17. Hanya disuruh perbanyak baca istighfar
Suatu hari Kyai Kholil kedatangan tiga tamu yang menghadap secara
bersamaan. Sang kyai bertanya kepada tamu yang pertama: “Sampeyan ada
keperluan apa?” “Saya pedagang, Kyai. Tetapi hasil tidak didapat, malah
rugi terus-menerus,” ucap tamu pertama. Beberapa saat Kyai Kholil
menjawab, “Jika kamu ingin berhasil dalam berdagang, perbanyak baca
istighfar,” pesan kyai mantap. Kemudian kyai bertanya kepada tamu
kedua:“Sampeyan ada keperluan apa?” “Saya sudah berkeluarga selama 18
tahun, tapi sampai saat ini masih belum diberi keturunan,” kata tamu
kedua. Setelah memandang kepada tamunya itu, Kyai Kholil menjawab, “Jika
kamu ingin punya keturunan, perbanyak baca istighfar,” tandas kyai.

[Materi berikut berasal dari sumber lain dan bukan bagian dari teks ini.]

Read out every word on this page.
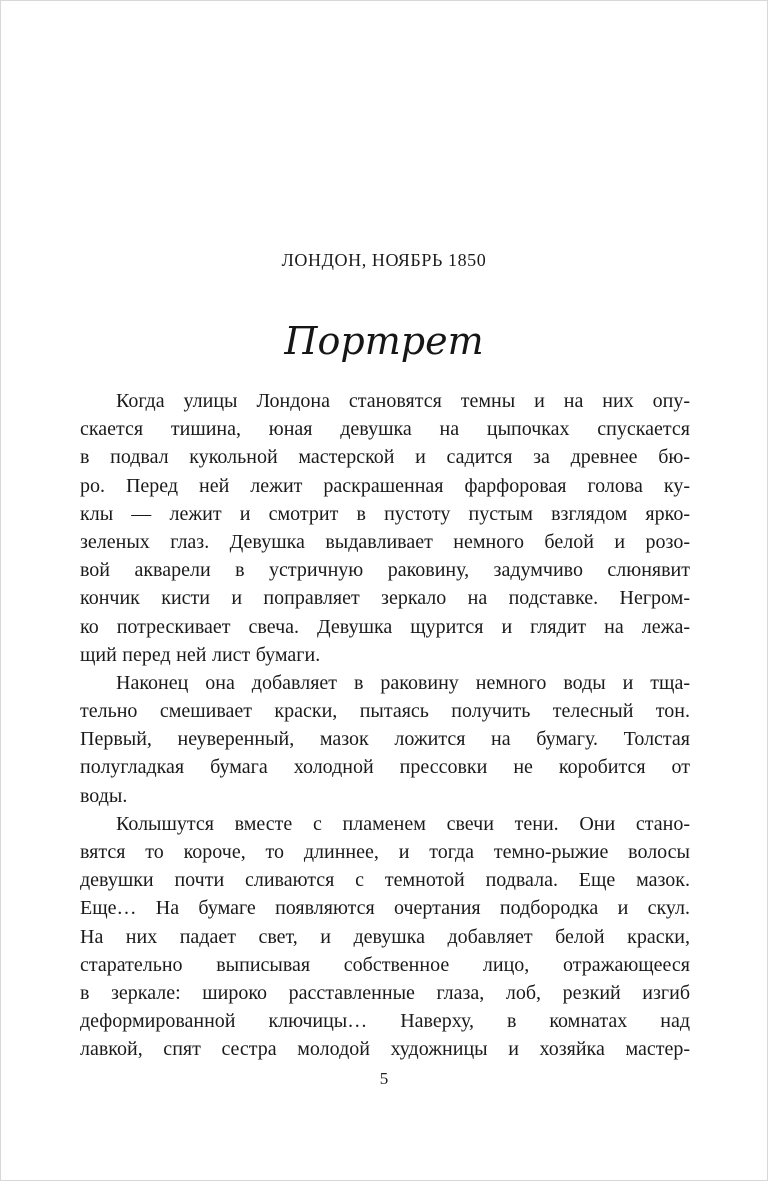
ЛОНДОН, НОЯБРЬ 1850
Портрет
Когда улицы Лондона становятся темны и на них опу-
скается тишина, юная девушка на цыпочках спускается
в подвал кукольной мастерской и садится за древнее бю-
ро. Перед ней лежит раскрашенная фарфоровая голова ку-
клы — лежит и смотрит в пустоту пустым взглядом ярко-
зеленых глаз. Девушка выдавливает немного белой и розо-
вой акварели в устричную раковину, задумчиво слюнявит
кончик кисти и поправляет зеркало на подставке. Негром-
ко потрескивает свеча. Девушка щурится и глядит на лежа-
щий перед ней лист бумаги.
Наконец она добавляет в раковину немного воды и тща-
тельно смешивает краски, пытаясь получить телесный тон.
Первый, неуверенный, мазок ложится на бумагу. Толстая
полугладкая бумага холодной прессовки не коробится от
воды.
Колышутся вместе с пламенем свечи тени. Они стано-
вятся то короче, то длиннее, и тогда темно-рыжие волосы
девушки почти сливаются с темнотой подвала. Еще мазок.
Еще… На бумаге появляются очертания подбородка и скул.
На них падает свет, и девушка добавляет белой краски,
старательно выписывая собственное лицо, отражающееся
в зеркале: широко расставленные глаза, лоб, резкий изгиб
деформированной ключицы… Наверху, в комнатах над
лавкой, спят сестра молодой художницы и хозяйка мастер-
5
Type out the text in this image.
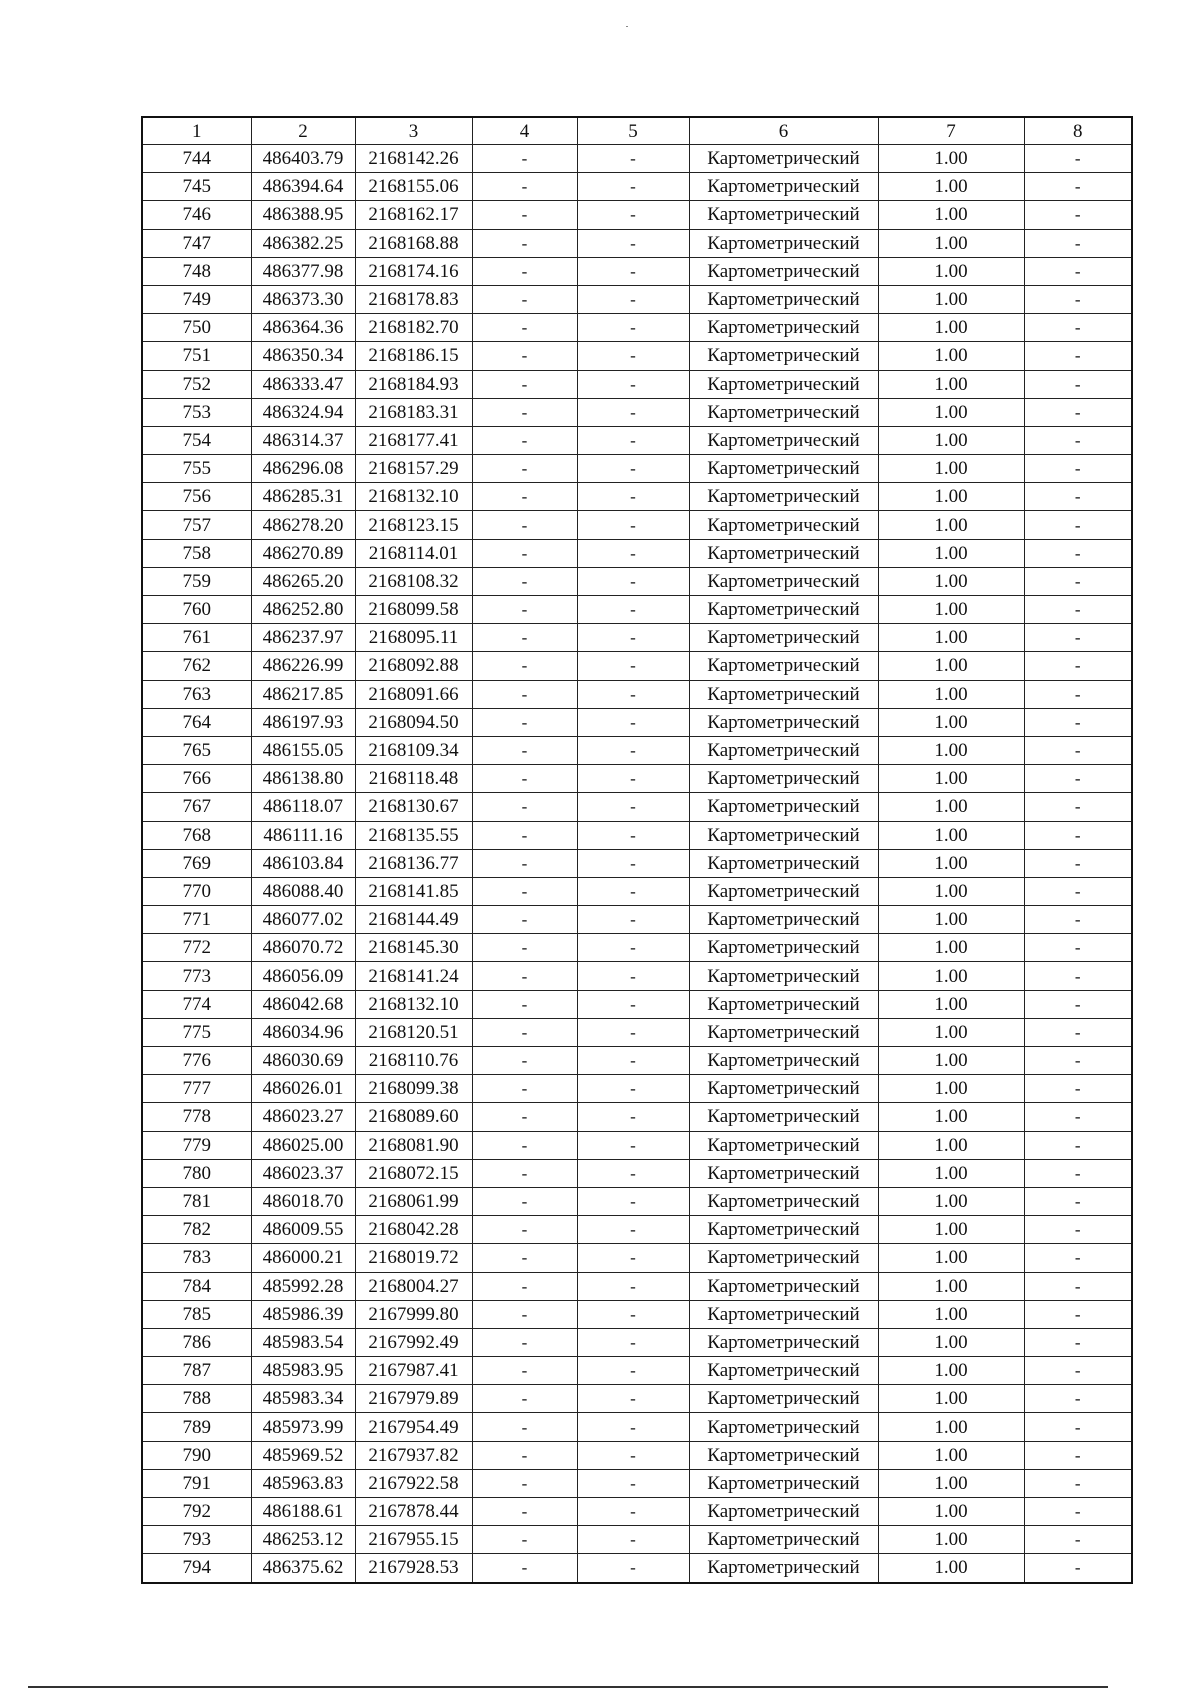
1	2	3	4	5	6	7	8
744	486403.79	2168142.26	-	-	Картометрический	1.00	-
745	486394.64	2168155.06	-	-	Картометрический	1.00	-
746	486388.95	2168162.17	-	-	Картометрический	1.00	-
747	486382.25	2168168.88	-	-	Картометрический	1.00	-
748	486377.98	2168174.16	-	-	Картометрический	1.00	-
749	486373.30	2168178.83	-	-	Картометрический	1.00	-
750	486364.36	2168182.70	-	-	Картометрический	1.00	-
751	486350.34	2168186.15	-	-	Картометрический	1.00	-
752	486333.47	2168184.93	-	-	Картометрический	1.00	-
753	486324.94	2168183.31	-	-	Картометрический	1.00	-
754	486314.37	2168177.41	-	-	Картометрический	1.00	-
755	486296.08	2168157.29	-	-	Картометрический	1.00	-
756	486285.31	2168132.10	-	-	Картометрический	1.00	-
757	486278.20	2168123.15	-	-	Картометрический	1.00	-
758	486270.89	2168114.01	-	-	Картометрический	1.00	-
759	486265.20	2168108.32	-	-	Картометрический	1.00	-
760	486252.80	2168099.58	-	-	Картометрический	1.00	-
761	486237.97	2168095.11	-	-	Картометрический	1.00	-
762	486226.99	2168092.88	-	-	Картометрический	1.00	-
763	486217.85	2168091.66	-	-	Картометрический	1.00	-
764	486197.93	2168094.50	-	-	Картометрический	1.00	-
765	486155.05	2168109.34	-	-	Картометрический	1.00	-
766	486138.80	2168118.48	-	-	Картометрический	1.00	-
767	486118.07	2168130.67	-	-	Картометрический	1.00	-
768	486111.16	2168135.55	-	-	Картометрический	1.00	-
769	486103.84	2168136.77	-	-	Картометрический	1.00	-
770	486088.40	2168141.85	-	-	Картометрический	1.00	-
771	486077.02	2168144.49	-	-	Картометрический	1.00	-
772	486070.72	2168145.30	-	-	Картометрический	1.00	-
773	486056.09	2168141.24	-	-	Картометрический	1.00	-
774	486042.68	2168132.10	-	-	Картометрический	1.00	-
775	486034.96	2168120.51	-	-	Картометрический	1.00	-
776	486030.69	2168110.76	-	-	Картометрический	1.00	-
777	486026.01	2168099.38	-	-	Картометрический	1.00	-
778	486023.27	2168089.60	-	-	Картометрический	1.00	-
779	486025.00	2168081.90	-	-	Картометрический	1.00	-
780	486023.37	2168072.15	-	-	Картометрический	1.00	-
781	486018.70	2168061.99	-	-	Картометрический	1.00	-
782	486009.55	2168042.28	-	-	Картометрический	1.00	-
783	486000.21	2168019.72	-	-	Картометрический	1.00	-
784	485992.28	2168004.27	-	-	Картометрический	1.00	-
785	485986.39	2167999.80	-	-	Картометрический	1.00	-
786	485983.54	2167992.49	-	-	Картометрический	1.00	-
787	485983.95	2167987.41	-	-	Картометрический	1.00	-
788	485983.34	2167979.89	-	-	Картометрический	1.00	-
789	485973.99	2167954.49	-	-	Картометрический	1.00	-
790	485969.52	2167937.82	-	-	Картометрический	1.00	-
791	485963.83	2167922.58	-	-	Картометрический	1.00	-
792	486188.61	2167878.44	-	-	Картометрический	1.00	-
793	486253.12	2167955.15	-	-	Картометрический	1.00	-
794	486375.62	2167928.53	-	-	Картометрический	1.00	-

Kini, tiba giliran pada tamu yang ketiga. Kyai juga bertanya,
“Sampeyan ada keperluan apa?” “Saya usaha tani, Kyai. Namun, makin hari
hutang saya makin banyak, sehingga tak mampu membayarnya, ” ucap tamu
yang ketiga, dengan raut muka serius. “Jika kamu ingin berhasil dan
mampu melunasi hutangmu, perbanyak baca istighfar,” pesan kyai kepada
tamu yang terakhir.
Berapa murid Kyai Kholil yang melihat peristiwa itu merasa heran.

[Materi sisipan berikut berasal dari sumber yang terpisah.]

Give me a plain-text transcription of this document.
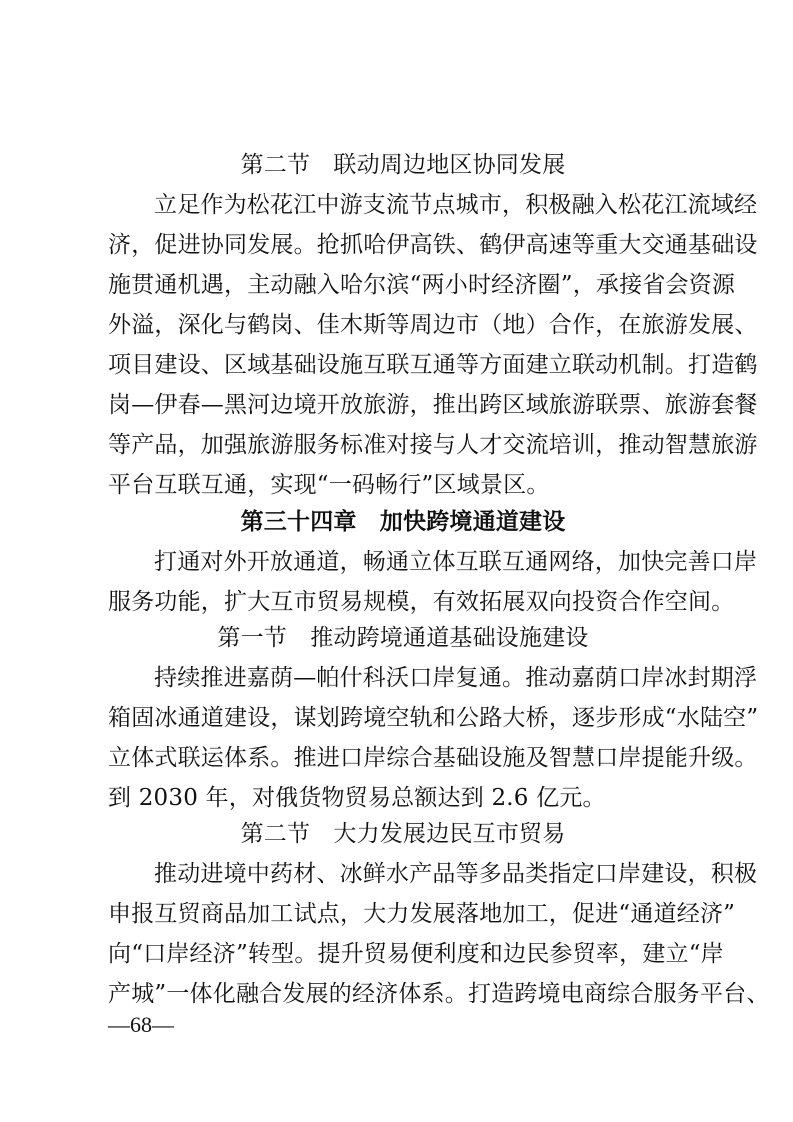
第二节　联动周边地区协同发展

立足作为松花江中游支流节点城市，积极融入松花江流域经

济，促进协同发展。抢抓哈伊高铁、鹤伊高速等重大交通基础设

施贯通机遇，主动融入哈尔滨“两小时经济圈”，承接省会资源

外溢，深化与鹤岗、佳木斯等周边市（地）合作，在旅游发展、

项目建设、区域基础设施互联互通等方面建立联动机制。打造鹤

岗—伊春—黑河边境开放旅游，推出跨区域旅游联票、旅游套餐

等产品，加强旅游服务标准对接与人才交流培训，推动智慧旅游

平台互联互通，实现“一码畅行”区域景区。

第三十四章　加快跨境通道建设

打通对外开放通道，畅通立体互联互通网络，加快完善口岸

服务功能，扩大互市贸易规模，有效拓展双向投资合作空间。

第一节　推动跨境通道基础设施建设

持续推进嘉荫—帕什科沃口岸复通。推动嘉荫口岸冰封期浮

箱固冰通道建设，谋划跨境空轨和公路大桥，逐步形成“水陆空”

立体式联运体系。推进口岸综合基础设施及智慧口岸提能升级。

到 2030 年，对俄货物贸易总额达到 2.6 亿元。

第二节　大力发展边民互市贸易

推动进境中药材、冰鲜水产品等多品类指定口岸建设，积极

申报互贸商品加工试点，大力发展落地加工，促进“通道经济”

向“口岸经济”转型。提升贸易便利度和边民参贸率，建立“岸

产城”一体化融合发展的经济体系。打造跨境电商综合服务平台、

—68—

Masalah yang berbeda, tapi dengan jawaban yang sama, resep yang sama,
yaitu menyuruh memperbanyak membaca istighfar.
Kyai Kholil mengetahui keheranan para santri. Setelah tamunya pulang,
maka dipanggillah para santri yang penuh tanda tanya itu. Lalu, Kyai
Kholil membacakan al-Qur’an Surat Nuh ayat 10-12.

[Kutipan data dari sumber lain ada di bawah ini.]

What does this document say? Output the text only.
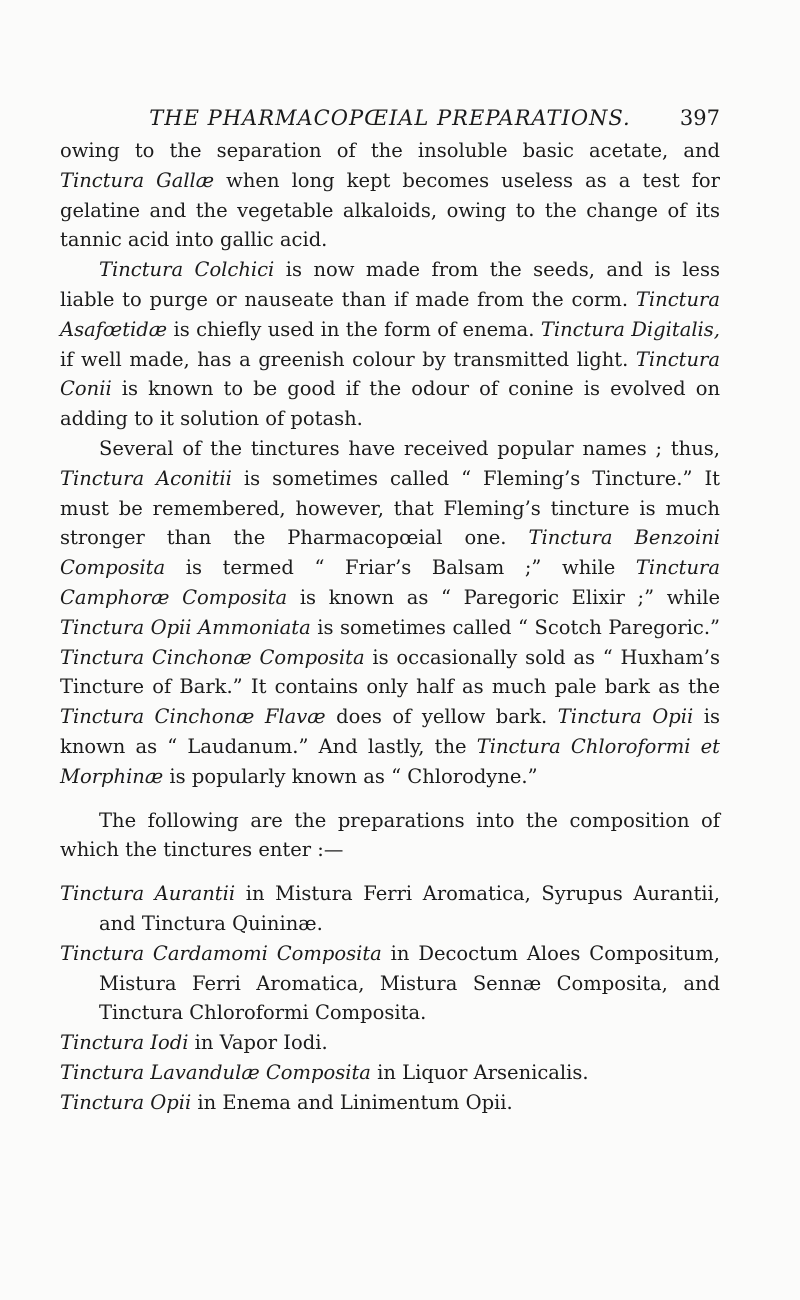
THE PHARMACOPŒIAL PREPARATIONS.	397

owing to the separation of the insoluble basic acetate, and Tinctura Gallæ when long kept becomes useless as a test for gelatine and the vegetable alkaloids, owing to the change of its tannic acid into gallic acid.

Tinctura Colchici is now made from the seeds, and is less liable to purge or nauseate than if made from the corm. Tinctura Asafœtidæ is chiefly used in the form of enema. Tinctura Digitalis, if well made, has a greenish colour by transmitted light. Tinctura Conii is known to be good if the odour of conine is evolved on adding to it solution of potash.

Several of the tinctures have received popular names ; thus, Tinctura Aconitii is sometimes called “ Fleming’s Tincture.” It must be remembered, however, that Fleming’s tincture is much stronger than the Pharmacopœial one. Tinctura Benzoini Composita is termed “ Friar’s Balsam ;” while Tinctura Camphoræ Composita is known as “ Paregoric Elixir ;” while Tinctura Opii Ammoniata is sometimes called “ Scotch Paregoric.” Tinctura Cinchonæ Composita is occasionally sold as “ Huxham’s Tincture of Bark.” It contains only half as much pale bark as the Tinctura Cinchonæ Flavæ does of yellow bark. Tinctura Opii is known as “ Laudanum.” And lastly, the Tinctura Chloroformi et Morphinæ is popularly known as “ Chlorodyne.”

The following are the preparations into the composition of which the tinctures enter :—

Tinctura Aurantii in Mistura Ferri Aromatica, Syrupus Aurantii, and Tinctura Quininæ.

Tinctura Cardamomi Composita in Decoctum Aloes Compositum, Mistura Ferri Aromatica, Mistura Sennæ Composita, and Tinctura Chloroformi Composita.

Tinctura Iodi in Vapor Iodi.

Tinctura Lavandulæ Composita in Liquor Arsenicalis.

Tinctura Opii in Enema and Linimentum Opii.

Mendengar jawaban kyai ini, para santri mengerti bahwa jawaban itu
memang merupakan janji Allah bagi siapa yang memperbanyak baca
istighfar. Memang benar. Tak lama setelah kejadian itu, ketiga tamunya
semuanya berhasil apa yang dihajatkan.
#Ketika anda tidak sampai kehadirat-Nya sudah pasti anda sangat heran
dengan ucapan orang-orang yang sudah bermakrifat, bisa berjumpa dengan
Malaikat, berjumpa dengan Rasulullah SAW dan melihat Allah SWT, dan anda
menganggap itu sebuah kebohongan dan sudah pasti anda mengumpulkan lagi
puluhan bahkan ratusan dalil untuk membantah ucapan para ahli makrifat
tersebut dengan dalil yang menurut anda sudah benar, padahal kadangkala
dalil yang anda berikan justru sangat mendukung ucapan para Ahli
Makrifat cuma sayangnya matahati anda dibutakan oleh hawa nafsu, dalam
Al-Qur’an disebuat Khatamallahu ‘ala Qulubihim (Tertutup mata hati
mereka) itulah hijab yang menghalangi anda menuju Tuhan.